Compute Rolling Upgrade Service v1

Scroll down for code samples, example requests and responses. Select a language for code samples from the tabs above or the mobile navigation menu.

The Compute Rolling Upgrade Service (CRUS) coordinates with workload managers and the Boot Orchestration Service (BOS) to modify the boot image and/or configuration on a set of compute nodes in a way that is minimally disruptive to the overall ability of the computes to run jobs.

CRUS divides the set of nodes into groups and, for each group in turn, it performs the following procedure:

  1. Quiesces the nodes using the workload manager.
  2. Takes the nodes out of service in the workload manager.
  3. Creates a BOS reboot operation on the nodes using the specified BOS session template.
  4. Puts the nodes back into service using the workload manager.

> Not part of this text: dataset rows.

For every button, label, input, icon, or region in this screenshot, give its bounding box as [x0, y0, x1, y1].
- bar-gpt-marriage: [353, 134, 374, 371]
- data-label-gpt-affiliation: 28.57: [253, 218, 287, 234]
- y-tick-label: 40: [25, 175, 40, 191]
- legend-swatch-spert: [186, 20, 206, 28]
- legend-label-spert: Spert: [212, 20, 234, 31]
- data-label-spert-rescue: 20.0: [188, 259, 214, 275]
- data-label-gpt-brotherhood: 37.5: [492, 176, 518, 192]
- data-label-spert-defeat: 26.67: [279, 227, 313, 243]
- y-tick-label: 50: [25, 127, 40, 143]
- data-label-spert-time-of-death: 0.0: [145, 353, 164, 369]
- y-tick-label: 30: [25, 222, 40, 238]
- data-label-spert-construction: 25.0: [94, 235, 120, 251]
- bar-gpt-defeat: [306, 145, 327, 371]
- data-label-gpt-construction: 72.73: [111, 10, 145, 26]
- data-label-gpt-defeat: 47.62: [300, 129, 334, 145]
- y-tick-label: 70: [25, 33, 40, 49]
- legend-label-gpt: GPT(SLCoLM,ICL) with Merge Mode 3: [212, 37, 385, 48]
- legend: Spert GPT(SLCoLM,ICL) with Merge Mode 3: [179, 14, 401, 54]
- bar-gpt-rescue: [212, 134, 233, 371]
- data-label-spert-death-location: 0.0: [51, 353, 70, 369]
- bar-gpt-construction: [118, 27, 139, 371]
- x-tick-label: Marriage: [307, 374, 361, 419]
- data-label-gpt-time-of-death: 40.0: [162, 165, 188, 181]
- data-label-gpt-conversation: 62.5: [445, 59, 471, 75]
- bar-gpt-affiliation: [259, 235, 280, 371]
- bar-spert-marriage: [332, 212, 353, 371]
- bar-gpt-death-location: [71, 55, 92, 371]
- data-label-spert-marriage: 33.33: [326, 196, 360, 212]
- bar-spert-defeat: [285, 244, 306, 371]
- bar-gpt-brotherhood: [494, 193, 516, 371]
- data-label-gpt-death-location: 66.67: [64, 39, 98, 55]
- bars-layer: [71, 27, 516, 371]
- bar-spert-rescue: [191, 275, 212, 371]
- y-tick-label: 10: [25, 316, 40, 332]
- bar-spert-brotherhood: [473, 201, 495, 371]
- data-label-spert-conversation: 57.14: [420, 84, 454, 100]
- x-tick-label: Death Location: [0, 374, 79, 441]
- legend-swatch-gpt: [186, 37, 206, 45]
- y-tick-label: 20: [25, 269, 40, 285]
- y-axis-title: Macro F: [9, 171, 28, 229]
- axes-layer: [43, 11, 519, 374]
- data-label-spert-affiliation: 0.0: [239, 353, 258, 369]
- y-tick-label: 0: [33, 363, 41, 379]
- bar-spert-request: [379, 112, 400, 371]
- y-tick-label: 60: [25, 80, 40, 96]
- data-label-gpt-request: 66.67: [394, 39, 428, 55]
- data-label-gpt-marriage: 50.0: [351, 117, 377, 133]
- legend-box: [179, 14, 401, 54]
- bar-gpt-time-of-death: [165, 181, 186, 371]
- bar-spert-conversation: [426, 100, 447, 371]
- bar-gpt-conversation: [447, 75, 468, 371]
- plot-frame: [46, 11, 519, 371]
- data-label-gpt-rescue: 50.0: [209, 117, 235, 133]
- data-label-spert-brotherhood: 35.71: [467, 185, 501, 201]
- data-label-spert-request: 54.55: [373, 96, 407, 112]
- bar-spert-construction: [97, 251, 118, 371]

Each group of nodes must complete this procedure before the next group begins it. In this way most of the total set of nodes remains available to do work while each smaller group is being updated.

Resources

/session

A CRUS session performs a rolling upgrade on a set of compute nodes.

Workflow

Create a New Session

POST /session

A new session is launched as a result of this call.

Specify the following parameters:

  • failed_label: An empty Hardware State Manager (HSM) group which CRUS will populate with any nodes that fail their upgrades.
  • starting_label: An HSM group which contains the total set of nodes to be upgraded.
  • upgrade_step_size: The number of nodes to include in each discrete upgrade step. The upgrade steps will never exceed this quantity, although in some cases they may be smaller.
  • upgrade_template_id: The name of the BOS session template to use for the upgrades.
  • workload_manager_type: Currently only slurm is supported.
  • upgrading_label: An empty HSM group which CRUS will use to boot and configure the discrete sets of nodes.

Examine a Session

GET /session/{upgrade_id}

Retrieve session details and status by upgrade id.

List All Sessions

GET /session

List all in progress and completed sessions.

Request a Session Be Deleted

DELETE /session/{upgrade_id}

Request a deletion of the specified CRUS session. Note that the delete may not happen immediately.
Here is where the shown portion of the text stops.